= Eusebie Popovici =

Romanian politician (1863–1937)

Eusebie Popovici (October 20, 1863-November 15, 1937) was an Austro-Hungarian-born Romanian politician and teacher.

Born in Rușii-Mănăstioara, a village southeast of Suceava, he attended the Suceava Gymnasium, followed by the University of Innsbruck, from which he received a doctorate in philology. He taught Romanian and Latin at the Cernăuți normal school (1889-1890) and at the Suceava Gymnasium (1890-1928); he was also principal of the Suceava girls’ high school. He authored a number of textbooks. Active in politics and culture, he founded a credit union in Suceava (1898) and a patriotic association (1908), which he led. He joined the Romanian Radical Party (1898), the Romanian National Party of Bukovina (1905) and the Christian Social Party of Bukovina (1908).
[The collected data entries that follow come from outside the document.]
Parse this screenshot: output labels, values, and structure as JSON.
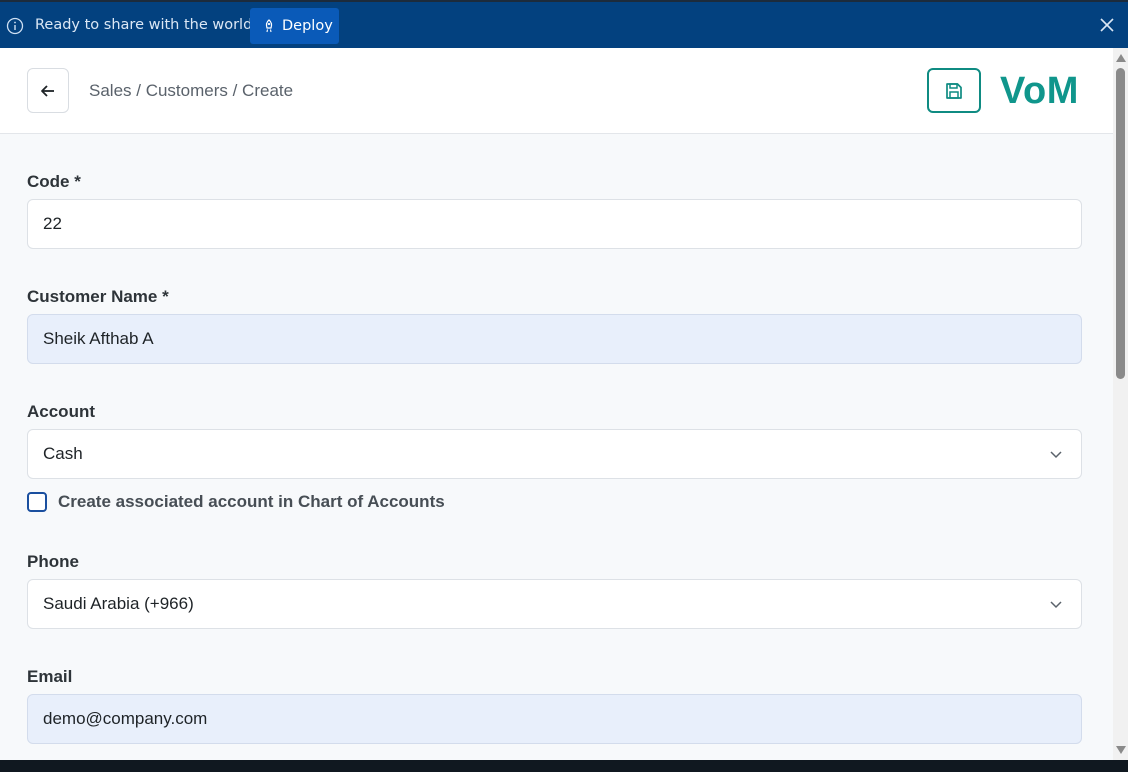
{
  "banner": {
    "message": "Ready to share with the world?",
    "deploy_label": "Deploy",
    "icons": [
      "info-icon",
      "rocket-icon",
      "close-icon"
    ]
  },
  "header": {
    "breadcrumb": "Sales / Customers / Create",
    "logo": "VoM",
    "icons": [
      "arrow-left-icon",
      "save-icon"
    ]
  },
  "form": {
    "code": {
      "label": "Code *",
      "value": "22"
    },
    "customer_name": {
      "label": "Customer Name *",
      "value": "Sheik Afthab A"
    },
    "account": {
      "label": "Account",
      "value": "Cash"
    },
    "create_account_checkbox": {
      "label": "Create associated account in Chart of Accounts",
      "checked": false
    },
    "phone": {
      "label": "Phone",
      "value": "Saudi Arabia (+966)"
    },
    "email": {
      "label": "Email",
      "value": "demo@company.com"
    }
  },
  "colors": {
    "banner_bg": "#03417f",
    "deploy_button": "#0a5ab8",
    "brand_teal": "#10968c",
    "autofill_bg": "#e8effb"
  }
}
In 1918, he was at the forefront of the citizens of Suceava who demanded an end to Austrian rule. Elected a member of the Romanian National Council in October, he became its vice president the following month. In early November, he became mayor of Suceava, succeeding the Austrian incumbent and welcoming the Romanian Army upon its entry. He represented the city in the congress that voted for union with Romania on November 28. In 1920, he was leader of the People's Party for Suceava County, later holding a similar position within the National Liberal Party. He sat in the Assembly of Deputies in 1920-1921 and in 1926–1927. He was again mayor of Suceava in 1926–1927.

After retiring from politics, he was in good health and remained active in public life. While getting off a train at Suceava railway station, he slipped and fell, fracturing his leg, an incident some considered suspicious. He eventually died as a result. The funeral was attended by a large crowd of officials, ordinary citizens and former students, with 22 Orthodox priests performing the liturgy, led by Visarion Puiu, and a military honor guard in attendance. He was buried in Suceava's central cemetery.